In a heartbreaking moments, a distraught woman had to listen to her mother’s final breaths on the phone while playing her Tina Turner’s ‘Simply the Best’ as she died of novel coronavirus.
According to the details, the woman Sophia Essel, 30, had to remain in the waiting room when her mother Kay Elmer, 51, was taking her last breaths alone in the intensive care unit of the hospital. They could only communicate via phone. On the occasion, grieving Sophia, who works as a DJ, played her the same song which was played at Kay’s mother’s funeral, Daily Mail reported
Talking to journalists, Sophia said, “The more people that ignore the guidance, the longer it’s going to be before I’m allowed to have a memorial for my mum.”
“Unfortunately me and my family have had to pay for people’s mistakes of not staying indoors and regardless of what the law is saying, people need to use their common sense.”
Sophia maintained, “It was really sad. I’m the last person she’d spoken to. My brother is in the army and he’d just been deployed the week before. The next morning she called me crying because she was so scared.”
‘They wouldn’t let us in because they didn’t know if it was the virus or not for a couple of days. I could only look at her through the window, “she said and added, “For five days, it was a case of calling every day and going up there to see if there was any change.
“Her lungs were failing at one point then she picked
up a bit a few days into treatment, but by the last day they called to say we needed to go in and switch the life support off. Her heart was failing and her kidneys were showing signs of failure. She was on 95 per cent oxygen then, which is just too much.”She couldn’t bear to watch and instead sat in a waiting room and called her mobile phone. She sat listening to her Kay’s final breaths as they played her favourite songs, including Tina Turner’s Simply The Best – the same song Kay had chosen to say goodbye to her own mother Sylvia.
‘At the end, she was really holding on herself, breathing without the machine, so I had to have a word with her and say “come on now Mum, Nan’s waiting for you”.’

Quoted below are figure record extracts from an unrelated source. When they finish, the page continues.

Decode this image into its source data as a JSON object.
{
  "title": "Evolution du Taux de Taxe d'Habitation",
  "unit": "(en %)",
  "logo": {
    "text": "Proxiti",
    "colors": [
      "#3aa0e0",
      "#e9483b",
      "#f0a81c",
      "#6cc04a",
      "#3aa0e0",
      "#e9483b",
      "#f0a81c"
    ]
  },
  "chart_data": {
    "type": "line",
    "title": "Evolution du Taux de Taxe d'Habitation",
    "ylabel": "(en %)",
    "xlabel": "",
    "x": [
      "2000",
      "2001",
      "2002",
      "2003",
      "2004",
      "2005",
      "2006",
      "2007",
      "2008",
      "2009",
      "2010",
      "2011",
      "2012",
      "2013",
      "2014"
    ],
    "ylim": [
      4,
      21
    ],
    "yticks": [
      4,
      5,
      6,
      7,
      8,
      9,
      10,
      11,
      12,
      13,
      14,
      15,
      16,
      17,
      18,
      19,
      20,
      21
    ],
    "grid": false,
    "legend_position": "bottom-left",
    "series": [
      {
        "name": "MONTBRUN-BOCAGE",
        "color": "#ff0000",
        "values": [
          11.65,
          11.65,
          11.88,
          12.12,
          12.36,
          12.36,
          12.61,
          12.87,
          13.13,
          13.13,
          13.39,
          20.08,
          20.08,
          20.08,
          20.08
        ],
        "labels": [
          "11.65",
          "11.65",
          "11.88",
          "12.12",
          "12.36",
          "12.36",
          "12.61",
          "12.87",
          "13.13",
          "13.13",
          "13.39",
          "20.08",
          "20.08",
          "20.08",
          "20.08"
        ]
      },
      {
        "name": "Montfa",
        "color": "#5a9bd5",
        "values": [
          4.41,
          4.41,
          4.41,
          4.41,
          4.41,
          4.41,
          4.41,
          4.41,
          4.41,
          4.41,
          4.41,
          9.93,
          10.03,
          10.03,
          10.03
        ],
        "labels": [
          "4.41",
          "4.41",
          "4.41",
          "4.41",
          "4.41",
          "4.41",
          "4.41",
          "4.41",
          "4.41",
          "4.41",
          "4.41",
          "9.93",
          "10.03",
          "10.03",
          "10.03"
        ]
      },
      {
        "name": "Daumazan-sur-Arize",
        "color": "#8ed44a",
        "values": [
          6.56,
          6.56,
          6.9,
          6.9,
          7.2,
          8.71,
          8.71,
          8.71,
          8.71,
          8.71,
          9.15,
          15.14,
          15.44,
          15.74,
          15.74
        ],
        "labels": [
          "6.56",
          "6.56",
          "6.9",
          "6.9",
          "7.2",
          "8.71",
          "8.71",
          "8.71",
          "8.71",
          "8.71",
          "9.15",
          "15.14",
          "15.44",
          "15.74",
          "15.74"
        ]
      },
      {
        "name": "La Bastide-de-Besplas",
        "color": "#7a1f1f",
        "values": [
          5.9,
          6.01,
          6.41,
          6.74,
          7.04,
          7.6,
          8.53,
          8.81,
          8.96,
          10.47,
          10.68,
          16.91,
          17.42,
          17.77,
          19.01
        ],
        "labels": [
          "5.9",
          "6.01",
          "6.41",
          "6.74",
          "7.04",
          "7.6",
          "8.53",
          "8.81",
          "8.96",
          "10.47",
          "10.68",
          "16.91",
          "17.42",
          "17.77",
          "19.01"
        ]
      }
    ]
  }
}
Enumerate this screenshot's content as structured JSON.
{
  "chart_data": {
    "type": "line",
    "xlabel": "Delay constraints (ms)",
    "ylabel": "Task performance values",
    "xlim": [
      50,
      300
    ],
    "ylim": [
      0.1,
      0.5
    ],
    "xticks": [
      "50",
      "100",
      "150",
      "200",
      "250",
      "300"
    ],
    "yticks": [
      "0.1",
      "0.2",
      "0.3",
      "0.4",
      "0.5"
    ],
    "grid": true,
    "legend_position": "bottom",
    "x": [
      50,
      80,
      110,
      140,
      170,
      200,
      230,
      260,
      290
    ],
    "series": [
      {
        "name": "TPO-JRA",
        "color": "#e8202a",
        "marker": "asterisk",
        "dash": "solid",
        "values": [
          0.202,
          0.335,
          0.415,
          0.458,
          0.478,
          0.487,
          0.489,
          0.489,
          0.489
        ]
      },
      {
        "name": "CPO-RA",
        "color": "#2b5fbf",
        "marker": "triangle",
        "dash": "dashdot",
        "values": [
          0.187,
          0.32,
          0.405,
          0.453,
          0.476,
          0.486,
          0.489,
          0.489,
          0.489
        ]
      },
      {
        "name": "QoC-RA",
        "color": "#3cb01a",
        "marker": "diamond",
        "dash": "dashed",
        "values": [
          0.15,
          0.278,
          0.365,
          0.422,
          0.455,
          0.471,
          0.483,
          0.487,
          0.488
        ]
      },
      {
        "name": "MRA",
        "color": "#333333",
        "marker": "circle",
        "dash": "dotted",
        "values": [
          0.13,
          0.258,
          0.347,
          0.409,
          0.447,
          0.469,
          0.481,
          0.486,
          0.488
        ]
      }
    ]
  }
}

Sophia has since paid tribute to her vivacious mum, who ‘stood out’ and ‘lived life to the full’.
But she will be forced to wait to plan Kay’s memorial service and at present, the mum-of-two will have to be cremated alone.
Sophia said: ‘She was the life and soul. She loved to sing, she sang everywhere she went and always had a crowd with her.
‘Things are even worse without a funeral. Not only could we not hold her hand to say goodbye, we now can’t have a funeral because of the virus.
‘We’ve just got to have a memorial service at a later date.
When asked about how she believes Kay contracted Covid-19, Sophia said, ‘I’m assuming people, at some point, going out when they’ve had symptoms.”